EN IMAGES : Antigone, une autre histoire libanaise
« Antigone est morte à Beyrouth. » C’est derrière cet énoncé pour le moins mystérieux que sont apparues, aux premiers jours d’août 2020, les pensées illustrées de Mariam sur un réseau social.
La capitale libanaise venait d’être endeuillée par l’explosion de son port. Si sur place aujourd’hui, l’heure est encore à la sidération, pour les Libanais et les descendants de familles libanaises qui vivent à l’étranger, l’incompréhension et la colère se mêlent aux souvenirs des jours heureux.
« Même si je suis née en France et que j’y vis, comme beaucoup, le Liban fait partie de mon ADN. C’est un lien totalement organique. Très vite, en dessinant, je me suis rendu compte que je mettais le doigt sur une souffrance invisible, celle de la très nombreuse diaspora. Une identité un peu fardeau, que personne ne sait comment gérer », déclare à Middle East Eye l’illustratrice de 27 ans.
D’autant que la filiation est extrêmement discriminatoire : une loi de 1925 – mise en application durant le mandat français (1923-43) et jamais révisée depuis – stipule que seuls les hommes libanais peuvent transmettre leur nationalité. « Ma mère est Libanaise, mais pas mon père. Je suis donc privée de la nationalité et empêchée de voter l’année prochaine pour les élections libanaises », explique Mariam, qui se considère pour autant comme une Franco-Libanaise à part entière. (Illustrations : Mariam)
Si les malheurs libanais n’ont pas débuté le 4 août 2020, cette sinistre journée a marqué les esprits à jamais. « J’avais des mots de la pièce Antigone qui me revenaient. J’ai eu besoin de me replonger dedans, pensant que cela me ferait du bien. Les mots d’Anouilh collaient parfaitement. Les mots d’Antigone m’ont aidée à mieux comprendre la noirceur de la situation. »

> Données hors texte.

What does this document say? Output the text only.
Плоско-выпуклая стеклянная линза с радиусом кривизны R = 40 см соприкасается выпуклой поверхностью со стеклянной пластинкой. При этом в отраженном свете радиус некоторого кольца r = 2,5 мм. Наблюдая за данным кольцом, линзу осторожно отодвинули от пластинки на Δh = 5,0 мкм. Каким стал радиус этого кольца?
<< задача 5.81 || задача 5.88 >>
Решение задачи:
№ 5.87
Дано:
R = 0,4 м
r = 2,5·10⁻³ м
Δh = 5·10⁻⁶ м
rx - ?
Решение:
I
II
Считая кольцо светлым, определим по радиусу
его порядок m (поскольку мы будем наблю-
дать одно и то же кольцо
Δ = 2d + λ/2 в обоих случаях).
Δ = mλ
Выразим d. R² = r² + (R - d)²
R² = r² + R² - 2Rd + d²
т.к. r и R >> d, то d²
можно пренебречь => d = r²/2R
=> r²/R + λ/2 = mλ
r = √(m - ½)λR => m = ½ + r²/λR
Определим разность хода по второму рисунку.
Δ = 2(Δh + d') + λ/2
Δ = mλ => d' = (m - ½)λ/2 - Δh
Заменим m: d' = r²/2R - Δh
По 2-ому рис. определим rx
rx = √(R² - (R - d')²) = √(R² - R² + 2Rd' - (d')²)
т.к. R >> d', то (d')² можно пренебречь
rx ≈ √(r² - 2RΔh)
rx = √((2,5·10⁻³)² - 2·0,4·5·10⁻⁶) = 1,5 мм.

Inspirée de l’œuvre éponyme de Sophocle, et réécrite entre autres par le dramaturge français Jean Anouilh entre 1941 et 1942, la pièce rapporte l’histoire d’Antigone, une héroïne tragique, symbole de la résistance individuelle face à l’État et du dévouement pour les siens.
« La pièce s’inscrit dans le mythe œdipien ; Œdipe, c’est avant tout l’histoire d’une malédiction. Il y a un lien très fort avec les Phéniciens, implantés sur ce qui est aujourd’hui l’actuel territoire libanais », explique la jeune femme, qui tient à garder l’anonymat afin de conserver une totale liberté de ton et ne pas desservir ses proches vivant au Liban.

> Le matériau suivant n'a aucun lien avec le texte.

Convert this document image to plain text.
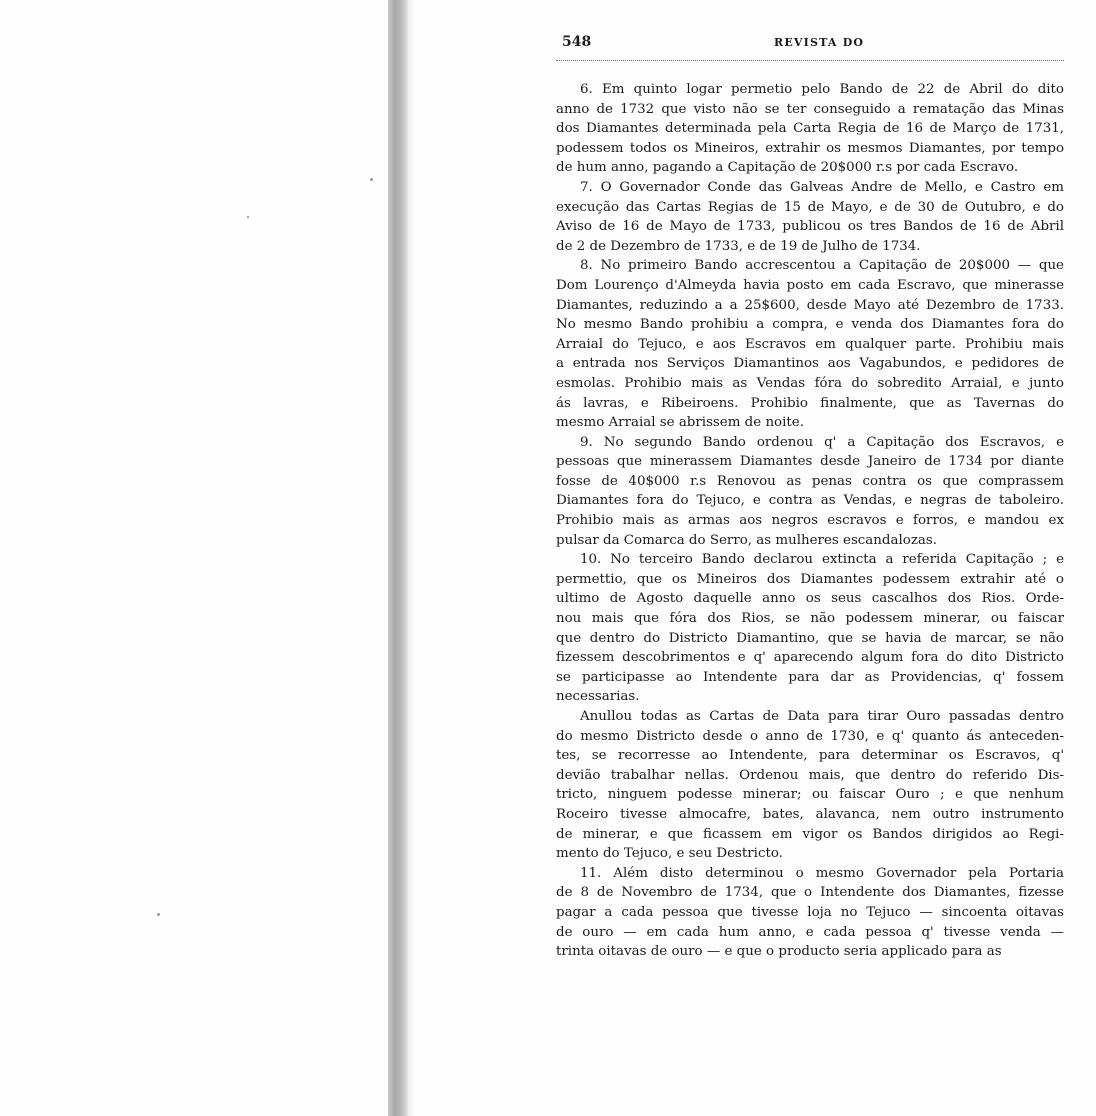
548	REVISTA DO
6. Em quinto logar permetio pelo Bando de 22 de Abril do dito
anno de 1732 que visto não se ter conseguido a rematação das Minas
dos Diamantes determinada pela Carta Regia de 16 de Março de 1731,
podessem todos os Mineiros, extrahir os mesmos Diamantes, por tempo
de hum anno, pagando a Capitação de 20$000 r.s por cada Escravo.
7. O Governador Conde das Galveas Andre de Mello, e Castro em
execução das Cartas Regias de 15 de Mayo, e de 30 de Outubro, e do
Aviso de 16 de Mayo de 1733, publicou os tres Bandos de 16 de Abril
de 2 de Dezembro de 1733, e de 19 de Julho de 1734.
8. No primeiro Bando accrescentou a Capitação de 20$000 — que
Dom Lourenço d'Almeyda havia posto em cada Escravo, que minerasse
Diamantes, reduzindo a a 25$600, desde Mayo até Dezembro de 1733.
No mesmo Bando prohibiu a compra, e venda dos Diamantes fora do
Arraial do Tejuco, e aos Escravos em qualquer parte. Prohibiu mais
a entrada nos Serviços Diamantinos aos Vagabundos, e pedidores de
esmolas. Prohibio mais as Vendas fóra do sobredito Arraial, e junto
ás lavras, e Ribeiroens. Prohibio finalmente, que as Tavernas do
mesmo Arraial se abrissem de noite.
9. No segundo Bando ordenou q' a Capitação dos Escravos, e
pessoas que minerassem Diamantes desde Janeiro de 1734 por diante
fosse de 40$000 r.s Renovou as penas contra os que comprassem
Diamantes fora do Tejuco, e contra as Vendas, e negras de taboleiro.
Prohibio mais as armas aos negros escravos e forros, e mandou ex
pulsar da Comarca do Serro, as mulheres escandalozas.
10. No terceiro Bando declarou extincta a referida Capitação ; e
permettio, que os Mineiros dos Diamantes podessem extrahir até o
ultimo de Agosto daquelle anno os seus cascalhos dos Rios. Orde-
nou mais que fóra dos Rios, se não podessem minerar, ou faiscar
que dentro do Districto Diamantino, que se havia de marcar, se não
fizessem descobrimentos e q' aparecendo algum fora do dito Districto
se participasse ao Intendente para dar as Providencias, q' fossem
necessarias.
Anullou todas as Cartas de Data para tirar Ouro passadas dentro
do mesmo Districto desde o anno de 1730, e q' quanto ás anteceden-
tes, se recorresse ao Intendente, para determinar os Escravos, q'
devião trabalhar nellas. Ordenou mais, que dentro do referido Dis-
tricto, ninguem podesse minerar; ou faiscar Ouro ; e que nenhum
Roceiro tivesse almocafre, bates, alavanca, nem outro instrumento
de minerar, e que ficassem em vigor os Bandos dirigidos ao Regi-
mento do Tejuco, e seu Destricto.
11. Além disto determinou o mesmo Governador pela Portaria
de 8 de Novembro de 1734, que o Intendente dos Diamantes, fizesse
pagar a cada pessoa que tivesse loja no Tejuco — sincoenta oitavas
de ouro — em cada hum anno, e cada pessoa q' tivesse venda —
trinta oitavas de ouro — e que o producto seria applicado para as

Au cours du mois d’août 2020, Mariam, qui dessine depuis toujours, tente de mettre des mots et des images sur une blessure collective qui a fauché 220 vies, fait plus de 6 500 blessés et laissé 300 000 personnes sans domicile : « Le dessin, ce n’est pas mon métier, c’est une passion. Et c’était une démarche très égoïste, presque un défouloir. Je me suis rendu compte que ça parlait aux gens. On m’a rapporté que j’avais réussi à mettre des mots sur une bouillie émotionnelle. »

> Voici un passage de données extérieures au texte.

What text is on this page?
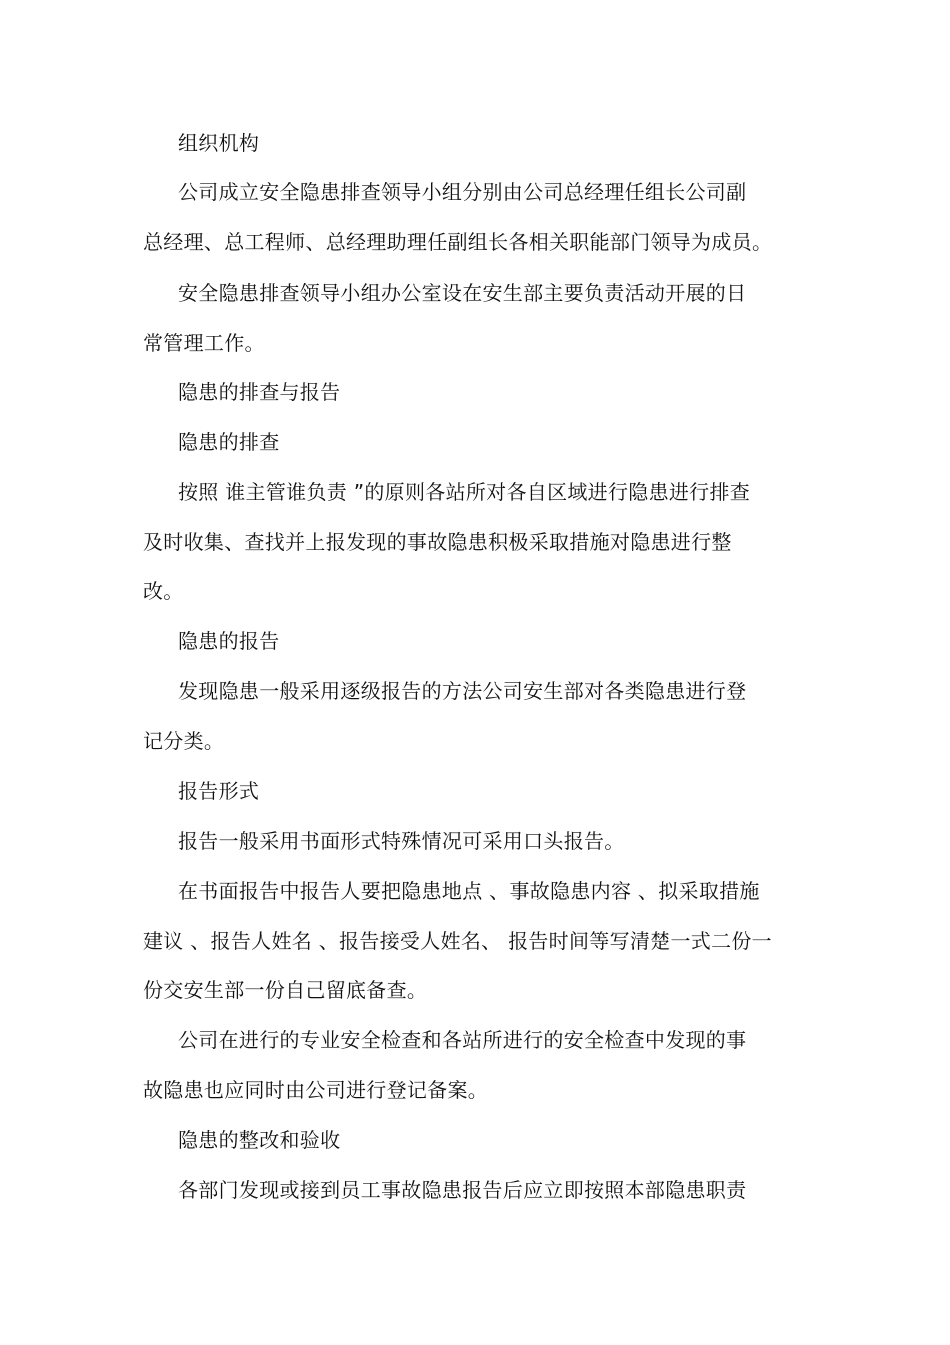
组织机构

公司成立安全隐患排查领导小组分别由公司总经理任组长公司副

总经理、总工程师、总经理助理任副组长各相关职能部门领导为成员。

安全隐患排查领导小组办公室设在安生部主要负责活动开展的日

常管理工作。

隐患的排查与报告

隐患的排查

按照 谁主管谁负责 ”的原则各站所对各自区域进行隐患进行排查

及时收集、查找并上报发现的事故隐患积极采取措施对隐患进行整

改。

隐患的报告

发现隐患一般采用逐级报告的方法公司安生部对各类隐患进行登

记分类。

报告形式

报告一般采用书面形式特殊情况可采用口头报告。

在书面报告中报告人要把隐患地点 、事故隐患内容 、拟采取措施

建议 、报告人姓名 、报告接受人姓名、 报告时间等写清楚一式二份一

份交安生部一份自己留底备查。

公司在进行的专业安全检查和各站所进行的安全检查中发现的事

故隐患也应同时由公司进行登记备案。

隐患的整改和验收

各部门发现或接到员工事故隐患报告后应立即按照本部隐患职责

Pendant que l’État libanais brille par son absence sur les lieux de la catastrophe, la société civile se mobilise. Un camp de base est créé dans le centre de Beyrouth et des milliers de Libanais viennent aider. « Je devais montrer cette force, cette jeunesse accourant de partout pour se précipiter au chevet des siens. Cela envoie un message fort : le vivant a toujours le dernier mot. »
En dépit de la mobilisation de la jeunesse et du reste de la population beyrouthine, le décor est post-apocalyptique. « J’ai mis trois jours à finir ce dessin. J’ai voulu montrer cette ville éventrée, un amas de ruines sur lequel j’ai voulu rajouter des fleurs, celles que l’on jette d’ordinaire sur un cercueil », confie Mariam.
Car ce drame collectif a aussi ses milliers de déchirures personnelles. Comme celle de Sahar Fares, une jeune pompière et secouriste de 24 ans, morte ce jour-là, quelques mois avant son mariage, et qui est devenue un symbole pour beaucoup de Libanais.
« Il y a eu tellement de cris que, parfois, les mots viennent à manquer. Mais il faut se forcer à en parler », explique Mariam à la vue de cette image.
Car l’explosion de Beyrouth ressemble à un deuil entravé, où l’absence de justice hisse la colère au même niveau que la tristesse. Là encore, le rapport avec la pièce d’Anouilh est évident pour la jeune Franco-Libanaise : « Créon, l’oncle d’Antigone, interdit à la jeune femme d’enterrer son frère Polynice. Elle se lève, malgré tout, et fait ce qu’elle a à faire : désobéir, avant de laisser éclater sa rage. »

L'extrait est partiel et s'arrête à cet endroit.